Attacks on the theft of WhatsApp accounts continue to spread. In the past, cybercriminals have resorted to scams such as advertising testing, inviting a VIP party or event and stealing a victim’s photo and cloning accounts.
The best way to avoid this type of fraud is to enable two-step verification, where the user generates the unique password requested at the time of installing the application.
Apparently, this evidence eventually became popular, but not because Kaspersky researchers discovered a plan to block this protection through the use of social engineering and the appeal of the application support area.
The scam begins with a call to the victim, where the perpetrators pose as representatives of a health organization and ask them to conduct a survey on Govt-19.
At the end of the questions, the fraudster asks the victim to share the code sent to his cell phone, records his participation in the survey and prevents the company from calling him back.
The whole situation has a clear goal: to share the six-digit code sent via SMS to the victim, which is actually the code that the application sends to activate the application on the new phone. If the victim does not pay attention to the message and hands over the code, their account may be stolen.
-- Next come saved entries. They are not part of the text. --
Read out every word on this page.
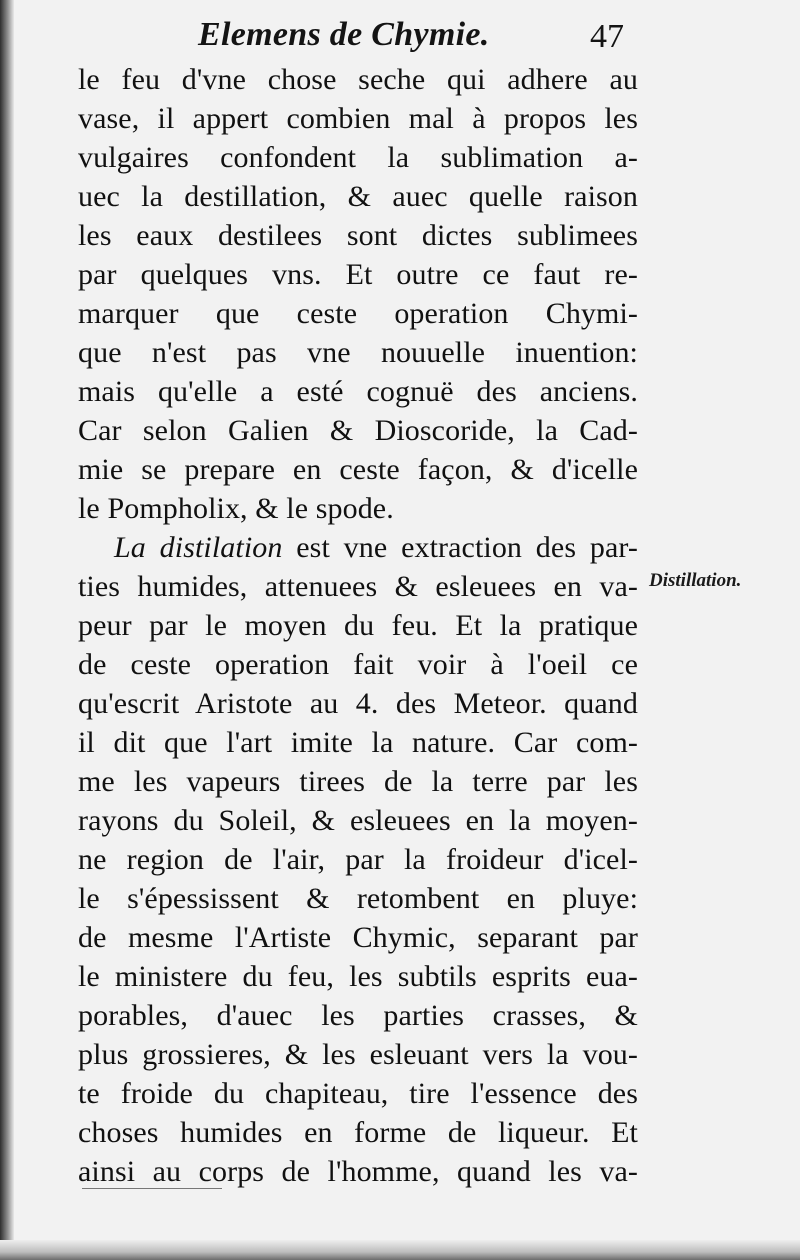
Elemens de Chymie.	47
le feu d'vne chose seche qui adhere au
vase, il appert combien mal à propos les
vulgaires confondent la sublimation a-
uec la destillation, & auec quelle raison
les eaux destilees sont dictes sublimees
par quelques vns. Et outre ce faut re-
marquer que ceste operation Chymi-
que n'est pas vne nouuelle inuention:
mais qu'elle a esté cognuë des anciens.
Car selon Galien & Dioscoride, la Cad-
mie se prepare en ceste façon, & d'icelle
le Pompholix, & le spode.
La distilation est vne extraction des par-
ties humides, attenuees & esleuees en va-
peur par le moyen du feu. Et la pratique
de ceste operation fait voir à l'oeil ce
qu'escrit Aristote au 4. des Meteor. quand
il dit que l'art imite la nature. Car com-
me les vapeurs tirees de la terre par les
rayons du Soleil, & esleuees en la moyen-
ne region de l'air, par la froideur d'icel-
le s'épessissent & retombent en pluye:
de mesme l'Artiste Chymic, separant par
le ministere du feu, les subtils esprits eua-
porables, d'auec les parties crasses, &
plus grossieres, & les esleuant vers la vou-
te froide du chapiteau, tire l'essence des
choses humides en forme de liqueur. Et
ainsi au corps de l'homme, quand les va-
Distillation.
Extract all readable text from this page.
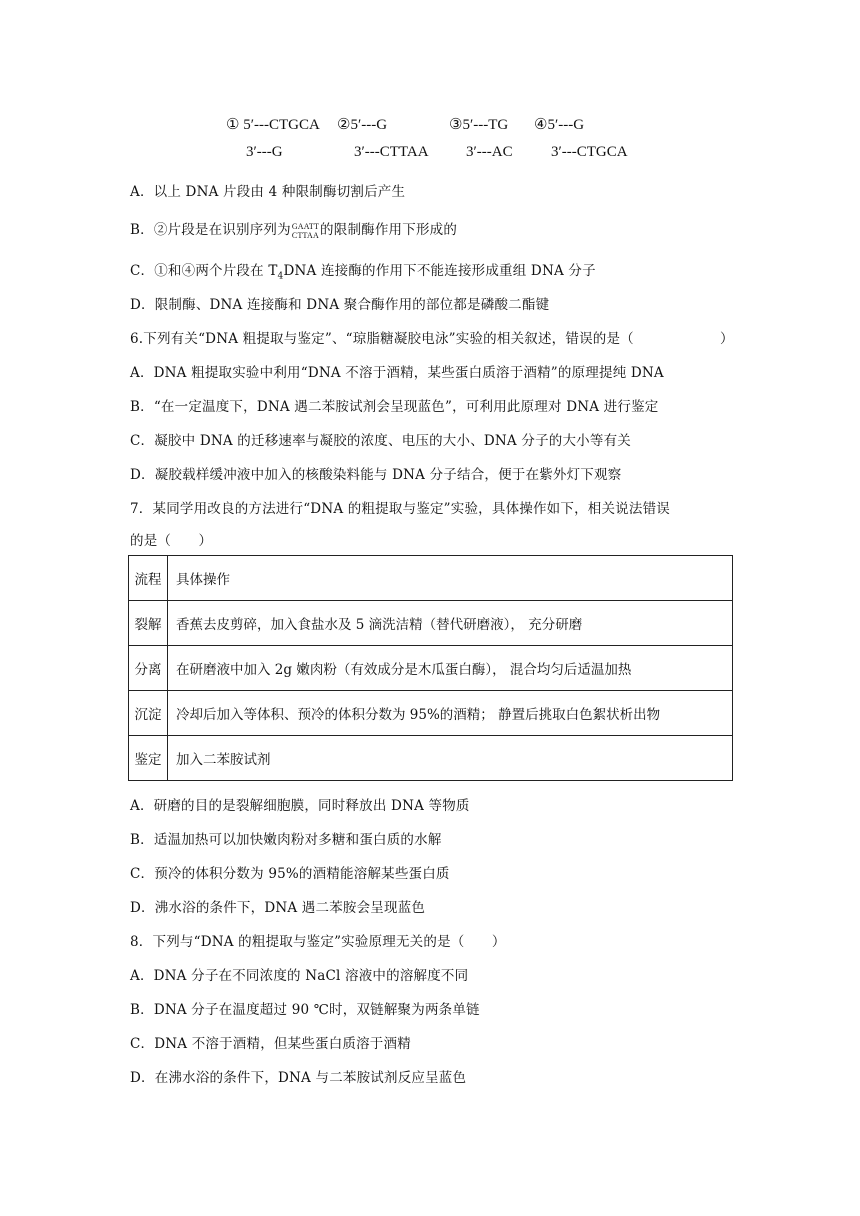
① 5′---CTGCA
3′---G
②5′---G
3′---CTTAA
③5′---TG
3′---AC
④5′---G
3′---CTGCA
A．以上 DNA 片段由 4 种限制酶切割后产生
B．②片段是在识别序列为 GAATT
CTTAA 的限制酶作用下形成的
C．①和④两个片段在 $T_4DNA$ 连接酶的作用下不能连接形成重组 DNA 分子
D．限制酶、DNA 连接酶和 DNA 聚合酶作用的部位都是磷酸二酯键
6.下列有关“DNA 粗提取与鉴定”、“琼脂糖凝胶电泳”实验的相关叙述，错误的是（	）
A．DNA 粗提取实验中利用“DNA 不溶于酒精，某些蛋白质溶于酒精”的原理提纯 DNA
B．“在一定温度下，DNA 遇二苯胺试剂会呈现蓝色”，可利用此原理对 DNA 进行鉴定
C．凝胶中 DNA 的迁移速率与凝胶的浓度、电压的大小、DNA 分子的大小等有关
D．凝胶载样缓冲液中加入的核酸染料能与 DNA 分子结合，便于在紫外灯下观察
7．某同学用改良的方法进行“DNA 的粗提取与鉴定”实验，具体操作如下，相关说法错误
的是（　　）
流程	具体操作
裂解	香蕉去皮剪碎，加入食盐水及 5 滴洗洁精（替代研磨液）， 充分研磨
分离	在研磨液中加入 2g 嫩肉粉（有效成分是木瓜蛋白酶）， 混合均匀后适温加热
沉淀	冷却后加入等体积、预冷的体积分数为 95%的酒精； 静置后挑取白色絮状析出物
鉴定	加入二苯胺试剂
A．研磨的目的是裂解细胞膜，同时释放出 DNA 等物质
B．适温加热可以加快嫩肉粉对多糖和蛋白质的水解
C．预冷的体积分数为 95%的酒精能溶解某些蛋白质
D．沸水浴的条件下，DNA 遇二苯胺会呈现蓝色
8．下列与“DNA 的粗提取与鉴定”实验原理无关的是（　　）
A．DNA 分子在不同浓度的 NaCl 溶液中的溶解度不同
B．DNA 分子在温度超过 90 ℃时，双链解聚为两条单链
C．DNA 不溶于酒精，但某些蛋白质溶于酒精
D．在沸水浴的条件下，DNA 与二苯胺试剂反应呈蓝色
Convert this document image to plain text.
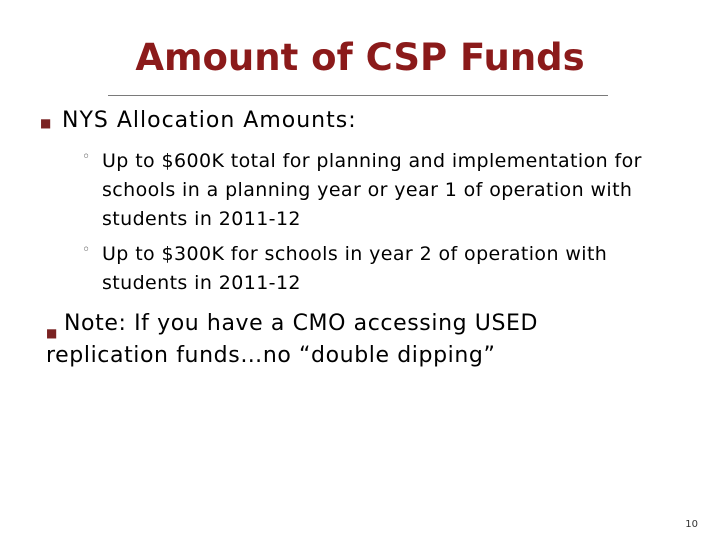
Amount of CSP Funds
■ NYS Allocation Amounts:
◦ Up to $600K total for planning and implementation for schools in a planning year or year 1 of operation with students in 2011-12
◦ Up to $300K for schools in year 2 of operation with students in 2011-12
■ Note: If you have a CMO accessing USED replication funds…no “double dipping”
10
The novelty of fraud arises when the fraudster finds that dual authentication is enabled on the victim’s account. When this happens, the fraudster calls the victim again, but this time impersonates the support app of the news app on the pretext that the malicious activity has been identified on the account.
The victim is instructed to check their email and search for the message with a link that allows them to re-register for dual authentication.
However, by clicking on the link, the security of two factors is disabled, which allows criminals who already have a temporary activation code to steal the victim’s account.
What surprised Kaspersky experts the most was that the victim received a formal email from WhatsApp entitled “Two-Step Verification Reset” with a link that disables this protection.
Want to do?
To avoid being victimized, Kaspersky recommends:
– Enable two factor authentication (six digit code) in WhatsApp. To create this: Go to the menu and select “Settings” in the top right corner and enter the “Settings” option. Then click “Account” and select “Two-Step Verification” and create a six-digit code that will be your dual authentication code.
– Request to remove your phone number from the list of applications that recognize calls. Scammers can use these lists to find your name and your number.
– Never disable two-factor authentication unless you need to forget the password and change it.